Mardi 6 avril 1994, 21 heures, je viens de quitter mon bureau de l'hôtel de Montesquiou, rue Monsieur, et rejoins un ami journaliste pour aller dîner à Montparnasse. Mon téléphone cellulaire sonne.

L'agent de permanence du Quai d'Orsay me demande. Il m'informe que l'avion du président du Rwanda, Juvénal Habyarimana, qui rentrait d'un sommet régional à Dar ès Salam s'est écrasé à l'atterrissage à Kigali. Le président du Burundi, Cyprien Ntaryamira était également à . Il n'y aurait aucun survivant et il semblerait selon notre ambassadeur que l'appareil ait été abattu par un tir de missile.

Je suis accablé par cette nouvelle et en informe aussitôt le ministre Michel Roussin. J'imagine immédiatement les conséquences d'une telle catastrophe.

- Il va y avoir 100 000 morts m'exclamé-je.
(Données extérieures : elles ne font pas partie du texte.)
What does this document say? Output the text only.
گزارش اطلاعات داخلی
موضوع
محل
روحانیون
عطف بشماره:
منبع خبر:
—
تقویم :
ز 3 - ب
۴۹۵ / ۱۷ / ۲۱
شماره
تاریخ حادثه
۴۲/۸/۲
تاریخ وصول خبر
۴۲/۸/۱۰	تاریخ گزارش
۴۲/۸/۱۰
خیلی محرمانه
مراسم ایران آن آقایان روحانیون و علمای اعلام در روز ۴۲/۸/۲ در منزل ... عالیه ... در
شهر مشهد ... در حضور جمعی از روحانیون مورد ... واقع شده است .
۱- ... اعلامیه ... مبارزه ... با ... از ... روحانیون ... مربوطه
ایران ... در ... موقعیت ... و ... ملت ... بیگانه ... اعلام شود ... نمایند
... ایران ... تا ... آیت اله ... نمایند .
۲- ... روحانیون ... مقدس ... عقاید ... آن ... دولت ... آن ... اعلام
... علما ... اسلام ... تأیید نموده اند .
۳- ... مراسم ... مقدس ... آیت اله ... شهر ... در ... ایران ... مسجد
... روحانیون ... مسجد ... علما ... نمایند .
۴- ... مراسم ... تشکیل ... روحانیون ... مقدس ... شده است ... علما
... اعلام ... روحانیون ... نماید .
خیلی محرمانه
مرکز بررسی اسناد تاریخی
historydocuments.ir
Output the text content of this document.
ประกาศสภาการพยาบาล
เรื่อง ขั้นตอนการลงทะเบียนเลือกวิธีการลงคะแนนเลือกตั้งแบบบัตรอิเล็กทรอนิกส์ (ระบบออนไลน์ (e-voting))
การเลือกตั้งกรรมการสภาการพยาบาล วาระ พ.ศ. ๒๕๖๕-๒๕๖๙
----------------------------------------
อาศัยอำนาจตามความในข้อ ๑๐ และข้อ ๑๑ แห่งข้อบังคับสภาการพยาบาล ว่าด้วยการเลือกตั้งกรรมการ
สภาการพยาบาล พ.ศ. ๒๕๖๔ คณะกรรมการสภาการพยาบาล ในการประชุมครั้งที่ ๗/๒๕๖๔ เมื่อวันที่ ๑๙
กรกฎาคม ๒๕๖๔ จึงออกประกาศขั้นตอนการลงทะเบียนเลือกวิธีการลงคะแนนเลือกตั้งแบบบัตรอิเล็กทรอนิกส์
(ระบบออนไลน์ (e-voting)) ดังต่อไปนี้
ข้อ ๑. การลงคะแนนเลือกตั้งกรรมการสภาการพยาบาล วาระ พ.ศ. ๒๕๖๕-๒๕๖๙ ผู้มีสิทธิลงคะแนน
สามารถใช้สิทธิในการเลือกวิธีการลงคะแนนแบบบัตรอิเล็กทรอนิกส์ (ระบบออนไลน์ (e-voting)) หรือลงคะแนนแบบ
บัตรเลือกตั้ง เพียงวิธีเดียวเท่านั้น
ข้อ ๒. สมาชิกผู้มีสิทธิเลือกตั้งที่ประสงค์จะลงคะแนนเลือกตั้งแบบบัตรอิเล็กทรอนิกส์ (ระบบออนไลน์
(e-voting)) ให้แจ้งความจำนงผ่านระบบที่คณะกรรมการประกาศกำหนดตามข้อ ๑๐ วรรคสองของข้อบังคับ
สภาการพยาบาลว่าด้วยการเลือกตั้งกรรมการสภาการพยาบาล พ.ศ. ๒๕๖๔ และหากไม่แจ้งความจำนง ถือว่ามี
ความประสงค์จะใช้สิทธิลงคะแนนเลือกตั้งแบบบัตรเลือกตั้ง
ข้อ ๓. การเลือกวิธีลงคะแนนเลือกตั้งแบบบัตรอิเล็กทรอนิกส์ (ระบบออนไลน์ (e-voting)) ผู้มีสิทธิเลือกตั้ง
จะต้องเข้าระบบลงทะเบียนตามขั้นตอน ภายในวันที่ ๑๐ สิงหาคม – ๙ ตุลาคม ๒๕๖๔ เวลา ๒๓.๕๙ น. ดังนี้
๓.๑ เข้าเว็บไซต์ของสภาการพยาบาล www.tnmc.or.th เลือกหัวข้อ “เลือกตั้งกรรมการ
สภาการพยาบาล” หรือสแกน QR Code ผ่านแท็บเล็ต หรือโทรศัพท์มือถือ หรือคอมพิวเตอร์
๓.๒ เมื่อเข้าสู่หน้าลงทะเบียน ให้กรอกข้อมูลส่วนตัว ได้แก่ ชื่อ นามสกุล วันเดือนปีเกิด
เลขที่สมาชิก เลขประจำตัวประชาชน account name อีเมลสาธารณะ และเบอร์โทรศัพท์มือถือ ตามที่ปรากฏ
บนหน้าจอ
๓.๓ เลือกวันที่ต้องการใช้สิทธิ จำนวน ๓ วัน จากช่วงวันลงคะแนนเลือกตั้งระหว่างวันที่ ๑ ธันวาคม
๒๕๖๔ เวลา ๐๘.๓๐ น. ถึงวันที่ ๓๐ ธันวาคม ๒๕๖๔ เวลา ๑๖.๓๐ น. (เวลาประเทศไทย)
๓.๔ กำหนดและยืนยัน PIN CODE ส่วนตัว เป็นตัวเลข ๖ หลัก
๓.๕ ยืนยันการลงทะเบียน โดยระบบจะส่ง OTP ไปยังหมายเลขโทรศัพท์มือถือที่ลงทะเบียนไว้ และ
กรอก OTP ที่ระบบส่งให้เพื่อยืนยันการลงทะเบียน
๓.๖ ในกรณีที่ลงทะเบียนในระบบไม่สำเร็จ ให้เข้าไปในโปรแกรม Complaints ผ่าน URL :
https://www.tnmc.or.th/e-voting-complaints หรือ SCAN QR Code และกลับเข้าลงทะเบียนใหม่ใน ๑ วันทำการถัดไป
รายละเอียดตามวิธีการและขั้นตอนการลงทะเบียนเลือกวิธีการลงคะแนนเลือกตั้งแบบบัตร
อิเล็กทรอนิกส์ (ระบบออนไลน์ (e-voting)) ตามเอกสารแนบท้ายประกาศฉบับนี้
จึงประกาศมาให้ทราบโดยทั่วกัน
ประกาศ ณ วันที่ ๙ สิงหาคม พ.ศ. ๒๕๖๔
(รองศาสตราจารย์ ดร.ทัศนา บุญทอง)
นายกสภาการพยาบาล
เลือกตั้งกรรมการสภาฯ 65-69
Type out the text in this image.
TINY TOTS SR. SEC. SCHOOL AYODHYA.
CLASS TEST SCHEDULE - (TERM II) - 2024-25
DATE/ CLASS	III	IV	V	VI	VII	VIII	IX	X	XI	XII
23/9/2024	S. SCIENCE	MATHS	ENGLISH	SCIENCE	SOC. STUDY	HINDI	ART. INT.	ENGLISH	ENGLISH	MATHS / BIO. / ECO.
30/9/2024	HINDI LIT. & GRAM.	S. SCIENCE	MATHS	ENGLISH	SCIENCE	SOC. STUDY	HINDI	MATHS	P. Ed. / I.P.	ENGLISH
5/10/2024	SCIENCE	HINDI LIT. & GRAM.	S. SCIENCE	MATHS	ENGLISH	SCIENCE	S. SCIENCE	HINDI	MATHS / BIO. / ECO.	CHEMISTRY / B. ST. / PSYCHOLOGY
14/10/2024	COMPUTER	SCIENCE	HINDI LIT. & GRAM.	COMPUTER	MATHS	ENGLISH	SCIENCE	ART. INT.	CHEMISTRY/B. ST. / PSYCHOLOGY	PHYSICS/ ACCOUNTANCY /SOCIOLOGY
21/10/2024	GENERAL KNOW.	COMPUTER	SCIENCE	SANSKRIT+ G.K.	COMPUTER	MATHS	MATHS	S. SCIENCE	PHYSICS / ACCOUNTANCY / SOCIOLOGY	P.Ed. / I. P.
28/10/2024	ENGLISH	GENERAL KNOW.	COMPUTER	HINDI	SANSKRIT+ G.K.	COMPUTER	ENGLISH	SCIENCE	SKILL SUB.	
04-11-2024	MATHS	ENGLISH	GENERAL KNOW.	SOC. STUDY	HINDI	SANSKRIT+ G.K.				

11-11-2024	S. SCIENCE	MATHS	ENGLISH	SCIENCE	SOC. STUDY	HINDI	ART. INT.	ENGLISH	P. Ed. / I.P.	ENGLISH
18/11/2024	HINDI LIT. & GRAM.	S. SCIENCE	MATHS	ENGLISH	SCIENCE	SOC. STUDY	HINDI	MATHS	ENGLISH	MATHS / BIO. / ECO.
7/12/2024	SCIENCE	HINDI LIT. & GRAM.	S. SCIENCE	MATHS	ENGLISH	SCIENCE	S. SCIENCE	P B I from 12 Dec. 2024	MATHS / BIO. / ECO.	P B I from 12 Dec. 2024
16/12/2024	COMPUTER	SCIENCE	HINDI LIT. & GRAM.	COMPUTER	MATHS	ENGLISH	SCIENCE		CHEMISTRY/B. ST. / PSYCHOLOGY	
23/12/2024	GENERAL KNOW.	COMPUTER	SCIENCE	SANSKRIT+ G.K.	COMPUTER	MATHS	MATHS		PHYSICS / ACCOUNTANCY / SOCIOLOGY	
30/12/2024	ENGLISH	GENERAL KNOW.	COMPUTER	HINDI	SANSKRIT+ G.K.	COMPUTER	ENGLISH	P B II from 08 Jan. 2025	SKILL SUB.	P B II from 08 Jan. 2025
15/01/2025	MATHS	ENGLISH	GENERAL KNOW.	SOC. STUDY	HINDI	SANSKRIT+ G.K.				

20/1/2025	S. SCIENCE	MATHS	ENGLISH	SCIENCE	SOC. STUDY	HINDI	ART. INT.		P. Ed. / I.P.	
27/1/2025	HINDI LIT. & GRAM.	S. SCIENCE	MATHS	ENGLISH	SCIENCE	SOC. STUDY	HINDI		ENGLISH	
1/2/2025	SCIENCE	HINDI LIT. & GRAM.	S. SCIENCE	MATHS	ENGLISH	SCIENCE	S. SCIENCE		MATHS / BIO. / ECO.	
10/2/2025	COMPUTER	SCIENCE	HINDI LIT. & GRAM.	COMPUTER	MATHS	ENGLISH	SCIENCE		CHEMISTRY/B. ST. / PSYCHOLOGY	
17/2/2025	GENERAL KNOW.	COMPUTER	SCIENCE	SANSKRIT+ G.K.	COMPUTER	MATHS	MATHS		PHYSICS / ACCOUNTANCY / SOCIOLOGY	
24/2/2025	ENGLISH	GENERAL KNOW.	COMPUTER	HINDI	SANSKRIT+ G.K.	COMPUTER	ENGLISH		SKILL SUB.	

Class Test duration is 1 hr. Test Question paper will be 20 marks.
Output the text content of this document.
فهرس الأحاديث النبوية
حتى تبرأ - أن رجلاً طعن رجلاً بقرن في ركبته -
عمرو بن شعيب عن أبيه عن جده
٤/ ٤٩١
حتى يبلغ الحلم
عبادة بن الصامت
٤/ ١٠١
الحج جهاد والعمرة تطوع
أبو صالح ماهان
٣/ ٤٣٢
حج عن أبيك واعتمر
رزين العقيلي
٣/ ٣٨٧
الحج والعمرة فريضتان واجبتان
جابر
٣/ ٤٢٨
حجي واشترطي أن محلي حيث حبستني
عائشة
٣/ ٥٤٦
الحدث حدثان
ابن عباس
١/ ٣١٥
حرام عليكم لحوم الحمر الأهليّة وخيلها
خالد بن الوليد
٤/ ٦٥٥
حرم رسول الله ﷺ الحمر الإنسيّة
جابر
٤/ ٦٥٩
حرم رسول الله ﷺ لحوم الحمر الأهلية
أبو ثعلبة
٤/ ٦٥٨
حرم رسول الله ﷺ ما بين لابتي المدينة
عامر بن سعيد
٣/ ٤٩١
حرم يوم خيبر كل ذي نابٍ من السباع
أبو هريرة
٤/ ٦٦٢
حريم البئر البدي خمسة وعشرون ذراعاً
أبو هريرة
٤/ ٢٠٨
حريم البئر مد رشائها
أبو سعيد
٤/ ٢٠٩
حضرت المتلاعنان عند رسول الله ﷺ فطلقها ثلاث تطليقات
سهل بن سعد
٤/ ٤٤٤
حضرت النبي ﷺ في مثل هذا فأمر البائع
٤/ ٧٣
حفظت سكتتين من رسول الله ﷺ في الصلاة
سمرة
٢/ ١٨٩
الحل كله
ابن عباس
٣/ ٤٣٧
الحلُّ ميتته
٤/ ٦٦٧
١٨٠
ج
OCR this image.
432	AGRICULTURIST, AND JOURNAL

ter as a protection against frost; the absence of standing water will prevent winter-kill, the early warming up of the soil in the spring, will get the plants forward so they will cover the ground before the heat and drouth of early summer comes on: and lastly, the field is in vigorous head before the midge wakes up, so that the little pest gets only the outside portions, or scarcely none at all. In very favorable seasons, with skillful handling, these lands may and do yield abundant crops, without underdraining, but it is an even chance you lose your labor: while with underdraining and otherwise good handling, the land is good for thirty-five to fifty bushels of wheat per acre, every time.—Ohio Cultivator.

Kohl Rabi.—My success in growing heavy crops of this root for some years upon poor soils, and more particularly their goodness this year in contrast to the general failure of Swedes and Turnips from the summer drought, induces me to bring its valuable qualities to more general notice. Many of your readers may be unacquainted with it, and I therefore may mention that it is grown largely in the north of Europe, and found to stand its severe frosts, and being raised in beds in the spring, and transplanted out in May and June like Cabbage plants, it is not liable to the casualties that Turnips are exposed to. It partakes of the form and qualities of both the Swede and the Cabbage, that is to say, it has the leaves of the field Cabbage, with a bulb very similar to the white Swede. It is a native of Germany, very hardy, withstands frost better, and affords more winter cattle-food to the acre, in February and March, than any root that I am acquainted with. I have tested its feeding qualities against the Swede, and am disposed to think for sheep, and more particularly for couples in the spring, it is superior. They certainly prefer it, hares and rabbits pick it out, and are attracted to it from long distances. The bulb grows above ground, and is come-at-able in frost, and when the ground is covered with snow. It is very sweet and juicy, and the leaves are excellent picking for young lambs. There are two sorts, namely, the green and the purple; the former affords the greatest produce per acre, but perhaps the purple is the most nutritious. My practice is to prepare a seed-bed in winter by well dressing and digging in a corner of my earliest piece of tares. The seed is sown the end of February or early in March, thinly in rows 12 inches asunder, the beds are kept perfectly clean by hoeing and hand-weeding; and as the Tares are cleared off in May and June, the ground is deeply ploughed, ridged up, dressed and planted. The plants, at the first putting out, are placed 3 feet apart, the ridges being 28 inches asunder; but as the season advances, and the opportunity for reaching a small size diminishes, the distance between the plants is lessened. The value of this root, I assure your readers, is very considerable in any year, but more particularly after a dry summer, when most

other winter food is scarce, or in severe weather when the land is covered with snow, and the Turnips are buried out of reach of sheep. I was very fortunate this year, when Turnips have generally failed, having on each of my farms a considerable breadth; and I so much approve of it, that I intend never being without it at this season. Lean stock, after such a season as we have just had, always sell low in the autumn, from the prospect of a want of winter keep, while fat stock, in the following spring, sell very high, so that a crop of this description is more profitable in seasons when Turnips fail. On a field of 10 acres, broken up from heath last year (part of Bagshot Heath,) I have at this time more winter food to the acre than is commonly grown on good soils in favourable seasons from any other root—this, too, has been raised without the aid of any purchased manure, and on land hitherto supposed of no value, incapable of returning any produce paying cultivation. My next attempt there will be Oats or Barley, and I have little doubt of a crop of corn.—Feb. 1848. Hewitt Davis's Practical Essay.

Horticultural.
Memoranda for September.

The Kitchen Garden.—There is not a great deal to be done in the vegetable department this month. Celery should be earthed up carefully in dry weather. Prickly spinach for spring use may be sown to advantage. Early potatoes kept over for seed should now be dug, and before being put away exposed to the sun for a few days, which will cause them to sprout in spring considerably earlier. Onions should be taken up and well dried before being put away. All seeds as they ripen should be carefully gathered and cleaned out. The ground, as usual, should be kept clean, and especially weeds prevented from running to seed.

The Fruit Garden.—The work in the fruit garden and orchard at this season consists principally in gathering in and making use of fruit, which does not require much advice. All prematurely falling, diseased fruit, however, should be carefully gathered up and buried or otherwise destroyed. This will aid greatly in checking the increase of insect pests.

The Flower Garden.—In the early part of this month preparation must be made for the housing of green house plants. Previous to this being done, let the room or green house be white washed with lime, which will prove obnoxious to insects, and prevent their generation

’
Quelques mois plus tôt, le 21 octobre 1993, c'est le président du Burundi nouvellement et démocratiquement élu, Melchior Ndadaye, hutu d'origine qui a été assassiné par des officiers tutsis, nostalgiques de l'ancien régime militaire. Six mois plus tard, on déplore déjà des dizaines de milliers de victimes. Ce terrible exemple donnait évidemment le ton de ce qui risquait d'advenir au Rwanda. Ceux qui avaient planifié l'assassinat du chef de l'Etat ne pouvaient pas l'ignorer.

Afin de mieux comprendre le funeste scénario qui va se dérouler il faut rappeler ici quelques faits historiques.

Le Rwanda et le Burundi, l'un et l'autre anciennes colonies allemandes devenues belges après la Première Guerre mondiale, ont en commun cette particularité d'être peuplées des deux mêmes ethnies, les Hutus et les Tutsis.

Les premiers, les habitants originels appartiendraient à la grande famille Bantoue d'Afrique centrale, tandis que les seconds, plus clairs de peau seraient venus de la vallée du Nil. Les Tutsis ayant exercé le pouvoir pendant des siècles bien avant la période coloniale, à travers des royautés de type féodal des simplifications hâtives en ont fait une race de seigneurs aux origines mythiques. Il y a des idées fausses qui ont la vie dure.

Au point que, lorsque le ministre de la Coopération est auditionné par la commission des Affaires étrangères de l'Assemblée nationale en 1995, son président, Valéry Giscard d'Estaing, se lance dans une leçon magistrale où il tente d'expliquer que "les Tutsis sont grands et distingués, alors les Hutus sont petits et trapus." Des propos qui se rapprochent de ceux que Jean Lacouture prête à François Mitterrand qui aurait vu dans les premiers des aristocrates et dans les seconds des sans-culottes.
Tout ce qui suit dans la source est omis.